We quickly setup a new CDN distribution and conditionally sent requests to the Rails 5 origin when they matched that host. After that, Rails 5 assets were isolated from Rails 4 assets and things worked correctly.

We rolled out our Resque and Sneakers workers next. This was a bit more problematic as we had some major issues with constant resolution in the lib directory. Some clashing namespaces with global constants and eager loading presenting some cryptic, race-condition-like errors finding constants. Some of the behavior we noticed was due to Ruby’s eager constant resolution from within classes. Example: Array::String::Integer. This was later addressed in Ruby 2.5.

Web

Web and API tier were the last to roll out because they’re higher risk. Web transactions are typically coming from customers and their experience on the site is paramount.

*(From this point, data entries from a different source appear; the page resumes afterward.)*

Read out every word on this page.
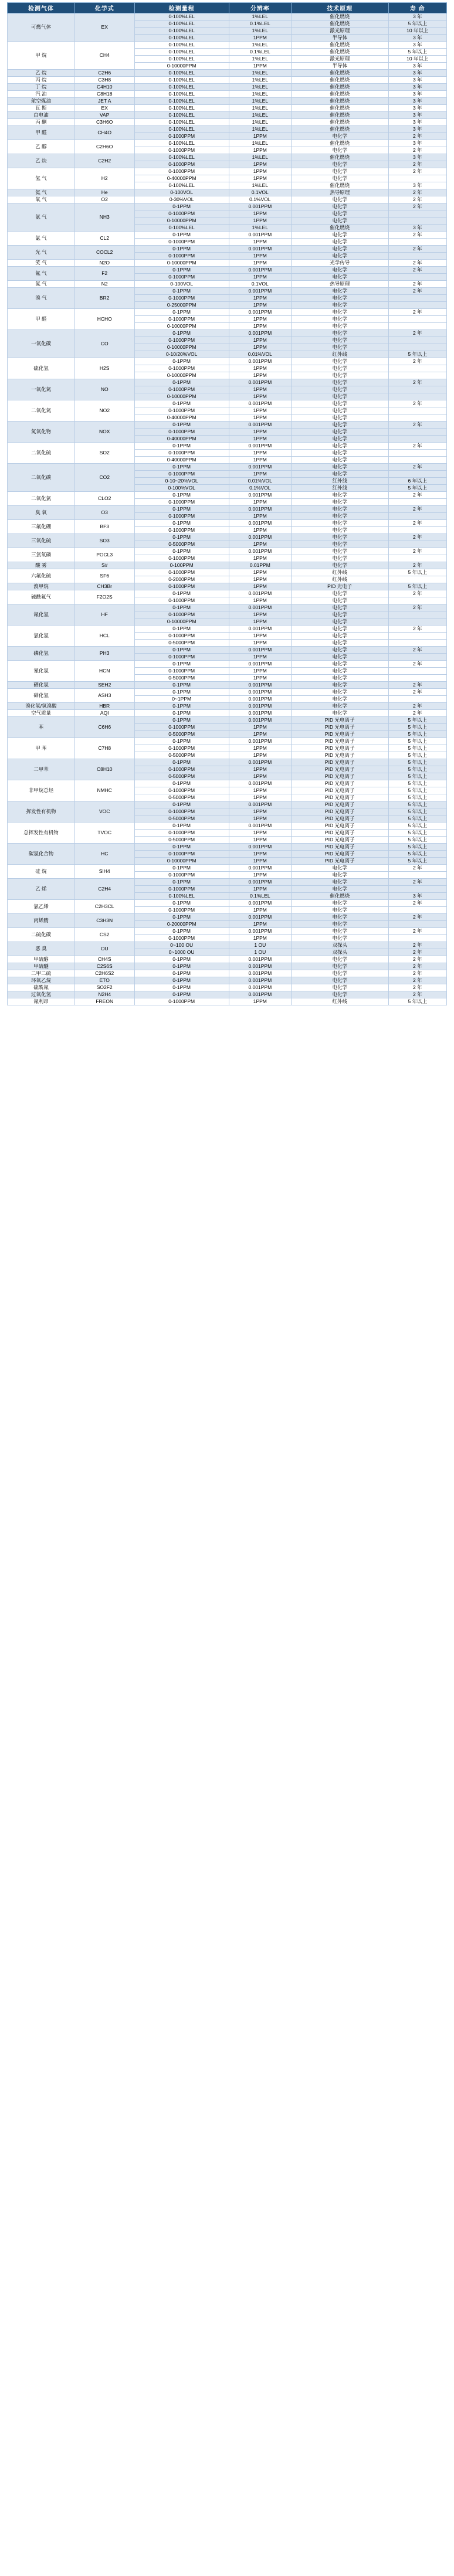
检测气体	化学式	检测量程	分辨率	技术原理	寿 命
可燃气体	EX	0-100%LEL	1%LEL	催化燃烧	3 年
		0-100%LEL	0.1%LEL	催化燃烧	5 年以上
		0-100%LEL	1%LEL	激光原理	10 年以上
		0-100%LEL	1PPM	半导体	3 年
甲 烷	CH4	0-100%LEL	1%LEL	催化燃烧	3 年
		0-100%LEL	0.1%LEL	催化燃烧	5 年以上
		0-100%LEL	1%LEL	激光原理	10 年以上
		0-10000PPM	1PPM	半导体	3 年
乙 烷	C2H6	0-100%LEL	1%LEL	催化燃烧	3 年
丙 烷	C3H8	0-100%LEL	1%LEL	催化燃烧	3 年
丁 烷	C4H10	0-100%LEL	1%LEL	催化燃烧	3 年
汽 油	C8H18	0-100%LEL	1%LEL	催化燃烧	3 年
航空煤油	JET A	0-100%LEL	1%LEL	催化燃烧	3 年
瓦 斯	EX	0-100%LEL	1%LEL	催化燃烧	3 年
白电油	VAP	0-100%LEL	1%LEL	催化燃烧	3 年
丙 酮	C3H6O	0-100%LEL	1%LEL	催化燃烧	3 年
甲 醛	CH4O	0-100%LEL	1%LEL	催化燃烧	3 年
		0-1000PPM	1PPM	电化学	2 年
乙 醇	C2H6O	0-100%LEL	1%LEL	催化燃烧	3 年
		0-1000PPM	1PPM	电化学	2 年
乙 炔	C2H2	0-100%LEL	1%LEL	催化燃烧	3 年
		0-1000PPM	1PPM	电化学	2 年
氢 气	H2	0-1000PPM	1PPM	电化学	2 年
		0-40000PPM	1PPM	电化学	
		0-100%LEL	1%LEL	催化燃烧	3 年
氦 气	He	0-100VOL	0.1VOL	热导原理	2 年
氧 气	O2	0-30%VOL	0.1%VOL	电化学	2 年
氨 气	NH3	0-1PPM	0.001PPM	电化学	2 年
		0-1000PPM	1PPM	电化学	
		0-10000PPM	1PPM	电化学	
		0-100%LEL	1%LEL	催化燃烧	3 年
氯 气	CL2	0-1PPM	0.001PPM	电化学	2 年
		0-1000PPM	1PPM	电化学	
光 气	COCL2	0-1PPM	0.001PPM	电化学	2 年
		0-1000PPM	1PPM	电化学	
笑 气	N2O	0-10000PPM	1PPM	光学传导	2 年
氟 气	F2	0-1PPM	0.001PPM	电化学	2 年
		0-1000PPM	1PPM	电化学	
氮 气	N2	0-100VOL	0.1VOL	热导原理	2 年
溴 气	BR2	0-1PPM	0.001PPM	电化学	2 年
		0-1000PPM	1PPM	电化学	
		0-25000PPM	1PPM	电化学	
甲 醛	HCHO	0-1PPM	0.001PPM	电化学	2 年
		0-1000PPM	1PPM	电化学	
		0-10000PPM	1PPM	电化学	
一氧化碳	CO	0-1PPM	0.001PPM	电化学	2 年
		0-1000PPM	1PPM	电化学	
		0-10000PPM	1PPM	电化学	
		0-10/20%VOL	0.01%VOL	红外线	5 年以上
硫化氢	H2S	0-1PPM	0.001PPM	电化学	2 年
		0-1000PPM	1PPM	电化学	
		0-10000PPM	1PPM	电化学	
一氧化氮	NO	0-1PPM	0.001PPM	电化学	2 年
		0-1000PPM	1PPM	电化学	
		0-10000PPM	1PPM	电化学	
二氧化氮	NO2	0-1PPM	0.001PPM	电化学	2 年
		0-1000PPM	1PPM	电化学	
		0-40000PPM	1PPM	电化学	
氮氧化物	NOX	0-1PPM	0.001PPM	电化学	2 年
		0-1000PPM	1PPM	电化学	
		0-40000PPM	1PPM	电化学	
二氧化硫	SO2	0-1PPM	0.001PPM	电化学	2 年
		0-1000PPM	1PPM	电化学	
		0-40000PPM	1PPM	电化学	
二氧化碳	CO2	0-1PPM	0.001PPM	电化学	2 年
		0-1000PPM	1PPM	电化学	
		0-10~20%VOL	0.01%VOL	红外线	6 年以上
		0-100%VOL	0.1%VOL	红外线	5 年以上
二氧化氯	CLO2	0-1PPM	0.001PPM	电化学	2 年
		0-1000PPM	1PPM	电化学	
臭 氧	O3	0-1PPM	0.001PPM	电化学	2 年
		0-1000PPM	1PPM	电化学	
三氟化硼	BF3	0-1PPM	0.001PPM	电化学	2 年
		0-1000PPM	1PPM	电化学	
三氧化硫	SO3	0-1PPM	0.001PPM	电化学	2 年
		0-5000PPM	1PPM	电化学	
三氯氧磷	POCL3	0-1PPM	0.001PPM	电化学	2 年
		0-1000PPM	1PPM	电化学	
酸 雾	S#	0-100PPM	0.01PPM	电化学	2 年
六氟化硫	SF6	0-1000PPM	1PPM	红外线	5 年以上
		0-2000PPM	1PPM	红外线	
溴甲烷	CH3Br	0-1000PPM	1PPM	PID 光电子	5 年以上
硫酰氟气	F2O2S	0-1PPM	0.001PPM	电化学	2 年
		0-1000PPM	1PPM	电化学	
氟化氢	HF	0-1PPM	0.001PPM	电化学	2 年
		0-1000PPM	1PPM	电化学	
		0-10000PPM	1PPM	电化学	
氯化氢	HCL	0-1PPM	0.001PPM	电化学	2 年
		0-1000PPM	1PPM	电化学	
		0-5000PPM	1PPM	电化学	
磷化氢	PH3	0-1PPM	0.001PPM	电化学	2 年
		0-1000PPM	1PPM	电化学	
氰化氢	HCN	0-1PPM	0.001PPM	电化学	2 年
		0-1000PPM	1PPM	电化学	
		0-5000PPM	1PPM	电化学	
硒化氢	SEH2	0-1PPM	0.001PPM	电化学	2 年
砷化氢	ASH3	0-1PPM	0.001PPM	电化学	2 年
		0~1PPM	0.001PPM	电化学	
溴化氢/氢溴酸	HBR	0-1PPM	0.001PPM	电化学	2 年
空气质量	AQI	0-1PPM	0.001PPM	电化学	2 年
苯	C6H6	0-1PPM	0.001PPM	PID 光电离子	5 年以上
		0-1000PPM	1PPM	PID 光电离子	5 年以上
		0-5000PPM	1PPM	PID 光电离子	5 年以上
甲 苯	C7H8	0-1PPM	0.001PPM	PID 光电离子	5 年以上
		0-1000PPM	1PPM	PID 光电离子	5 年以上
		0-5000PPM	1PPM	PID 光电离子	5 年以上
二甲苯	C8H10	0-1PPM	0.001PPM	PID 光电离子	5 年以上
		0-1000PPM	1PPM	PID 光电离子	5 年以上
		0-5000PPM	1PPM	PID 光电离子	5 年以上
非甲烷总烃	NMHC	0-1PPM	0.001PPM	PID 光电离子	5 年以上
		0-1000PPM	1PPM	PID 光电离子	5 年以上
		0-5000PPM	1PPM	PID 光电离子	5 年以上
挥发性有机物	VOC	0-1PPM	0.001PPM	PID 光电离子	5 年以上
		0-1000PPM	1PPM	PID 光电离子	5 年以上
		0-5000PPM	1PPM	PID 光电离子	5 年以上
总挥发性有机物	TVOC	0-1PPM	0.001PPM	PID 光电离子	5 年以上
		0-1000PPM	1PPM	PID 光电离子	5 年以上
		0-5000PPM	1PPM	PID 光电离子	5 年以上
碳氢化合物	HC	0-1PPM	0.001PPM	PID 光电离子	5 年以上
		0-1000PPM	1PPM	PID 光电离子	5 年以上
		0-10000PPM	1PPM	PID 光电离子	5 年以上
硅 烷	SIH4	0-1PPM	0.001PPM	电化学	2 年
		0-1000PPM	1PPM	电化学	
乙 烯	C2H4	0-1PPM	0.001PPM	电化学	2 年
		0-1000PPM	1PPM	电化学	
		0-100%LEL	0.1%LEL	催化燃烧	3 年
氯乙烯	C2H3CL	0-1PPM	0.001PPM	电化学	2 年
		0-1000PPM	1PPM	电化学	
丙烯腈	C3H3N	0-1PPM	0.001PPM	电化学	2 年
		0-20000PPM	1PPM	电化学	
二硫化碳	CS2	0-1PPM	0.001PPM	电化学	2 年
		0-1000PPM	1PPM	电化学	
恶 臭	OU	0~100 OU	1 OU	双探头	2 年
		0~1000 OU	1 OU	双探头	2 年
甲硫醇	CH4S	0-1PPM	0.001PPM	电化学	2 年
甲硫醚	C2S6S	0-1PPM	0.001PPM	电化学	2 年
二甲二硫	C2H6S2	0-1PPM	0.001PPM	电化学	2 年
环氧乙烷	ETO	0-1PPM	0.001PPM	电化学	2 年
硫酰氟	SO2F2	0-1PPM	0.001PPM	电化学	2 年
过氧化氢	N2H4	0-1PPM	0.001PPM	电化学	2 年
氟利昂	FREON	0-1000PPM	1PPM	红外线	5 年以上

To canary roll out a new web tier, we used weighted DNS routing with a low TTL. This allowed us to set a weight on the DNS records that pointed to both the Rails 4 and 5 load balancers and slowly send traffic to the Rails 5 application.

We began with 10% and started to see an increased rate of 422 responses. The errors were Invalid Authenticity Token. What we noticed is that many users received sporadic authenticity token errors at various points of the website and some users were having trouble logging in (or staying logged in).

We immediately rolled back. Upon inspection we theorized that per-form CSRF tokens could be to blame—when a user bounced between Rails 4 and 5, a subsequent request would not yield valid authenticity tokens because Rails 4 was unaware of the new CSRF scheme. Disabling this functionality did not significantly reduce the error rate, so we decided to take a different approach.

We verified that there were session interoperability issues between Rails 4 and 5 when bouncing back and forth, so our modified approach was to make a swift DNS change and be serving 100% Rails 5. This went predictably and we had almost no subsequent issues.